Thursday, June 27, 2013

Three Days in July

When we think about Gettysburg, Abraham Lincoln’s famous address normally comes to mind.  But his appearance at that small Pennsylvania town was precipitated by a bloody battle that transpired over three days in July.  This year is the 150th anniversary of the battle that turned the tide of the Civil War.  The Battle of Gettysburg was a decisive victory for the Union that stopped the Confederate invasion of the North and forced Lee's army to withdraw to Virginia.

As you look over the green fields of Gettysburg, it is difficult to imagine the blood that was shed there.  There were about 51,000 casualties and historical estimates put the total dead around 7,500.

If you plan to take part in the commemoration, you will be joined by 200,000 of your fellow patriots.  Hotels are sold out as far as 35 miles away. 
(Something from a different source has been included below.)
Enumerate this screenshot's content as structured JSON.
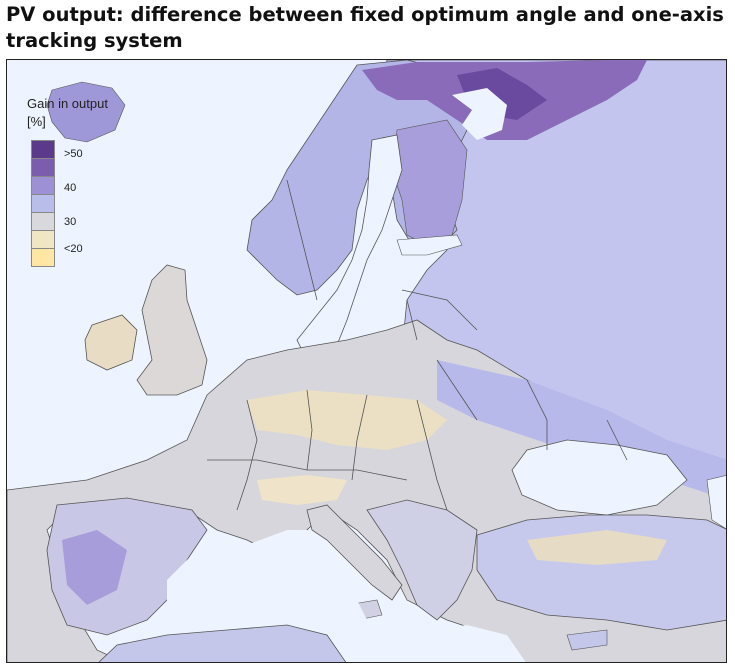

If you can’t visit, you can still commemorate the event that changed the history of our country.  
The most successful public-television miniseries in American history is Ken Burns’ “Civil War”.  We have the complete set, of which episode five deals directly with the Battle of Gettysburg.  Among other things, you will learn here about Pickett’s Charge which was an avoidable blunder by the Confederates, one from which they never truly recovered.

The book “Hallowed Ground: A Walk at Gettysburg” by James McPherson takes us through the site of the bloodiest and perhaps most consequential battle fought by Americans.  In this short book, the Civil War historian reflects on the meaning of the battle and places the battle in the greater context of the history of America.

One of the most prolific authors on the Civil War was Shelby Foote.  He also consulted on the making of the “Civil War” documentary mentioned above.  His slim volume “Stars in their Courses: The Gettysburg Campaign,” transports you to the battlefield.  His meticulous attention to detail communicates how the battle really transpired.